For TLC, Culture supernatant samples (3 μL) were spotted onto silica plates (Sigma Z740230) and resolved in running buffer containing 2:1:1 butanol, acetic acid and dH2O, respectively. TLCs were subsequently stained using diphenylamine–aniline–phosphoric acid stain98 and developed by heating.

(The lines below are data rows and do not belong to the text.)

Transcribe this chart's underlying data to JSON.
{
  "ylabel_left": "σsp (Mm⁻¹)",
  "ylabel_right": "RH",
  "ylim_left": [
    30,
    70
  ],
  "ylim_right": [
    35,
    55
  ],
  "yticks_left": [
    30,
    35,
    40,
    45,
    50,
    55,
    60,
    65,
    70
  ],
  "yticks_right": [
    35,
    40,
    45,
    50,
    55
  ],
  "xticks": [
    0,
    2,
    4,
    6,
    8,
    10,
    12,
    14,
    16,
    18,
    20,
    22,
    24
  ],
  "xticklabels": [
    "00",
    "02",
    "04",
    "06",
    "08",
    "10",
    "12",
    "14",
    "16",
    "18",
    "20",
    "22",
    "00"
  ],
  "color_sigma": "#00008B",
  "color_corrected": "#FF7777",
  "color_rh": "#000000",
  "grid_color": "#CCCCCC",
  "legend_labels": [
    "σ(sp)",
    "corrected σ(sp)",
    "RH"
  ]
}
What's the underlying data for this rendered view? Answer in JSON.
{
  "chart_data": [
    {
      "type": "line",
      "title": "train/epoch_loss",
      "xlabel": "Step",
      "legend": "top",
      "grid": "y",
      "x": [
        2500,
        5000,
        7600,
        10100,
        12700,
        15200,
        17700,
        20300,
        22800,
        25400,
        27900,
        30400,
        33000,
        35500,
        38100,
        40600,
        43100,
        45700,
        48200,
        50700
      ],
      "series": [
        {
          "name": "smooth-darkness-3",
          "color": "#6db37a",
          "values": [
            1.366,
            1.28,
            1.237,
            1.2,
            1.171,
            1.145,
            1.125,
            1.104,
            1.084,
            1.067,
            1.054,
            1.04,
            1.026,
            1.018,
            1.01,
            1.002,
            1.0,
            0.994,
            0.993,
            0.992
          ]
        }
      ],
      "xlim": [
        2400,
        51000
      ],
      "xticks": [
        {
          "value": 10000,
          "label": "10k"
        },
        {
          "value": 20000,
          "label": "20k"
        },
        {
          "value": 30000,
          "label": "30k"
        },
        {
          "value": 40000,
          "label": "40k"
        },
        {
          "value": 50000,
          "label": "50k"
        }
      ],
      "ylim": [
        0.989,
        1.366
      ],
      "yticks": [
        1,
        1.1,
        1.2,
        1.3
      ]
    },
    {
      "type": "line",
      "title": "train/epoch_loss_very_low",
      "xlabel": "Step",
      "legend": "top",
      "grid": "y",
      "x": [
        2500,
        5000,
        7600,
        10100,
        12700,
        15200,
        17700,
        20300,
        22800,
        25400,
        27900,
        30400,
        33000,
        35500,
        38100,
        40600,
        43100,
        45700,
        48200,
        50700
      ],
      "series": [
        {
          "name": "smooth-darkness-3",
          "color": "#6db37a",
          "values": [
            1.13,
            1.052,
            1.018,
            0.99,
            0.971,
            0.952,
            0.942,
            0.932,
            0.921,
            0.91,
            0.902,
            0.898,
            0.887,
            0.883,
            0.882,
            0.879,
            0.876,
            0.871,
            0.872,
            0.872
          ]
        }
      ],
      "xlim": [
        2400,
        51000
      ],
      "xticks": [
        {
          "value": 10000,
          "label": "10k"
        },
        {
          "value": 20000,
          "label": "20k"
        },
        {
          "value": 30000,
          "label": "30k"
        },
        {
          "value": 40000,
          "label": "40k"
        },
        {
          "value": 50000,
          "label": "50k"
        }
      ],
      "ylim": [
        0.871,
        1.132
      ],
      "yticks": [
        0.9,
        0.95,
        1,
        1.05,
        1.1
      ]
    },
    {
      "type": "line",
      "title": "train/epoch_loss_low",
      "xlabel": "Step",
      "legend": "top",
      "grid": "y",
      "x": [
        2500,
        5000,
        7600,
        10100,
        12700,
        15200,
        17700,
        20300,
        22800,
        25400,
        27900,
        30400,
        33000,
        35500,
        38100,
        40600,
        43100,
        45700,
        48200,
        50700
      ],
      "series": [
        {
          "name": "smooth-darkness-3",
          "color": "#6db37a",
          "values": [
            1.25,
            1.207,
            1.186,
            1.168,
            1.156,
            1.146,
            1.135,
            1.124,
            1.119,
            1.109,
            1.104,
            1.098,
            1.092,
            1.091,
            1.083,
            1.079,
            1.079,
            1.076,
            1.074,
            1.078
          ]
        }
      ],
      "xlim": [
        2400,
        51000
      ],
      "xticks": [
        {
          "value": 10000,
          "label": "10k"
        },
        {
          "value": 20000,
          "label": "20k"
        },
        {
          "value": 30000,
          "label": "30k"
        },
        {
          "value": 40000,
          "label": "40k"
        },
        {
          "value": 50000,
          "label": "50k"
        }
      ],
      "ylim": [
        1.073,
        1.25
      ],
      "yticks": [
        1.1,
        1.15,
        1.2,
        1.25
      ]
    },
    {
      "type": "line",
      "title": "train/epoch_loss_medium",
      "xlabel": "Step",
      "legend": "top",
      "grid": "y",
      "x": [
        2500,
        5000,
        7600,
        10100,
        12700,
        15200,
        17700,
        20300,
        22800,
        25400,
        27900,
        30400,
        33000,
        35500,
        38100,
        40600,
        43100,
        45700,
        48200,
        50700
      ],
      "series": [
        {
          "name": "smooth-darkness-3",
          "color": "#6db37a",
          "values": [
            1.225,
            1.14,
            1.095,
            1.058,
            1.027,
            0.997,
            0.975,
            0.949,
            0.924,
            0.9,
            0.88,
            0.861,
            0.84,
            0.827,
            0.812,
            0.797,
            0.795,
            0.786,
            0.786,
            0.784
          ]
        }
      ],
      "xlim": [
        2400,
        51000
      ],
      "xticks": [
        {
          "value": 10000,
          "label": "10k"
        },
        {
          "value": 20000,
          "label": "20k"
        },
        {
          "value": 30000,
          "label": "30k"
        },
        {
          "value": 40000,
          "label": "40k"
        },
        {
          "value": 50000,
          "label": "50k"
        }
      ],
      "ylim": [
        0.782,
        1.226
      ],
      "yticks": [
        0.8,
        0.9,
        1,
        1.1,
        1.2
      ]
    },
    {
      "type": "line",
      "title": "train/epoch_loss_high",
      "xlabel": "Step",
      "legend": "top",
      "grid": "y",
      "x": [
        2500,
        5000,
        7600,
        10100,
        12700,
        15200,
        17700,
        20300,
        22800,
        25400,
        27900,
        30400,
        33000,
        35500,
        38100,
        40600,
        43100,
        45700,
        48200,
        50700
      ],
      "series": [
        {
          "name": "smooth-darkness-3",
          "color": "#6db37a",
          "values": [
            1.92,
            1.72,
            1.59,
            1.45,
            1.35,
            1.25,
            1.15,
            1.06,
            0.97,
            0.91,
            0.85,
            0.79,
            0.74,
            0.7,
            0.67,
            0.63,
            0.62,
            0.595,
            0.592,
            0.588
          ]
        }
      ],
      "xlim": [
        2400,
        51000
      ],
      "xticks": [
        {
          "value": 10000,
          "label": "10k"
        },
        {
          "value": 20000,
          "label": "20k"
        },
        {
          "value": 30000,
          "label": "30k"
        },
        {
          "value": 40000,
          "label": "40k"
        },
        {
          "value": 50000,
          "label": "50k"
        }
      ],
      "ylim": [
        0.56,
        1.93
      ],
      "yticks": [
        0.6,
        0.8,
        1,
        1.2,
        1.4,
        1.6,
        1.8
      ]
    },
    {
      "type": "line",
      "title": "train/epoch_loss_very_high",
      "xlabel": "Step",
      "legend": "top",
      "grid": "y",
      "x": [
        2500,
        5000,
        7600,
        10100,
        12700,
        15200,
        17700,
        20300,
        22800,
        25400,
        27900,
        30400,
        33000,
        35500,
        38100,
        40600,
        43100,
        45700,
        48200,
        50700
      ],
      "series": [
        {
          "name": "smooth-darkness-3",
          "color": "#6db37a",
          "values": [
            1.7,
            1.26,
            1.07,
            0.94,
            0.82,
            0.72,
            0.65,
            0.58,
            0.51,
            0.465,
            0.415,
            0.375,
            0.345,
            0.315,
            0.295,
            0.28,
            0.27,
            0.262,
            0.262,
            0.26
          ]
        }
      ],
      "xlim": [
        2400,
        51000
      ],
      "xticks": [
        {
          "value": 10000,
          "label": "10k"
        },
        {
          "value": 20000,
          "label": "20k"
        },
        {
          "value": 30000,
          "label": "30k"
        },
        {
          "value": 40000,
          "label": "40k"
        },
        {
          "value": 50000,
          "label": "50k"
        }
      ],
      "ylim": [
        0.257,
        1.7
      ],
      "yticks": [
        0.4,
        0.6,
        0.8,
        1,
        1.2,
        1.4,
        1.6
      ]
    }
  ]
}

To analyze and quantify monosaccharide release in culture supernatants, we used high-performance anion exchange chromatography with pulsed amperometric detection (HPAEC-PAD). Sugars were separated using a CarboPac PA-1 anion exchange column with a PA-1 guard using a Dionex ICS-6000 (Thermo Fisher) and detected using PAD. Flow was 0.75 mL min−1 and elution conditions were 0–25 min 5 mM NaOH and then 25–40 min 5–100 mM NaOH. Software used was the Chromeleon Chromatography Data System. Monosaccharide/disaccharide standards were included at the following concentrations: Maltose = 0.1 mg/ml, Glucose = 0.1 mM, Fucose = 0.1, 0.075, 0.05, 0.025, and 0.01 mM, N-acetylglucosamine = 0.2 mM, Galactose = 0.2 mM, N-acetylgalactosamin = 0.1 mM, and Lactose 0.2 mM. All data were obtained by diluting supernatant samples 1/10 prior to injection.

Statistics, reproducibility, and data visualization

Statistical analysis (Student’s T-test, ANOVA, repeated measures ANOVA, Wilcoxon Test, Chi-square test) was performed in “R version 4.0” and the R package “rstatix version 0.7.0”99. All p-values were adjusted using Bonferroni’s method. Data was visualized via “R version 4.0” and R package “ggplot2 version 3.3.340”100. “Ampvis2”101 and “phyloseq”102 were used for handling of metagenomic counts, metadata, and taxonomy files, including species filtering, analysis of alpha and beta diversity, as well as PCA. “co_occurrence()” in phylosmith103 was used for co-occurrence analysis of microbial species. For randomization of matrices, we used the “randomizeMatrix()” function in “Picante”104 with “null.model = “frequency” over 10,000 iterations. Kolmogorow–Smirnov-Test – “ks.test()” in base R – was used to test for whether differences in randomized and observed matrices were statistically different. “c.score()” function in “bipartite”105 was used for calculation of checkerboard indices. For MAJIC, randomized and observed matrices were transformed into presence/absence matrices using “phyloseq_standardize_otu_abundance()” with “method = pa” in “metagMisc”106, and average Jaccard dissimilarities as well as cross-sample Shannon diversity (CSI) index per species were calculated using the functions “vegdist()” and “diversity()” in “vegan”107, respectively. MAJIC was coded “R version 4.0”, looping through focal species σi to obtain σi+ (µi+), and in σi- (µi-) - as described in Fig. S2A.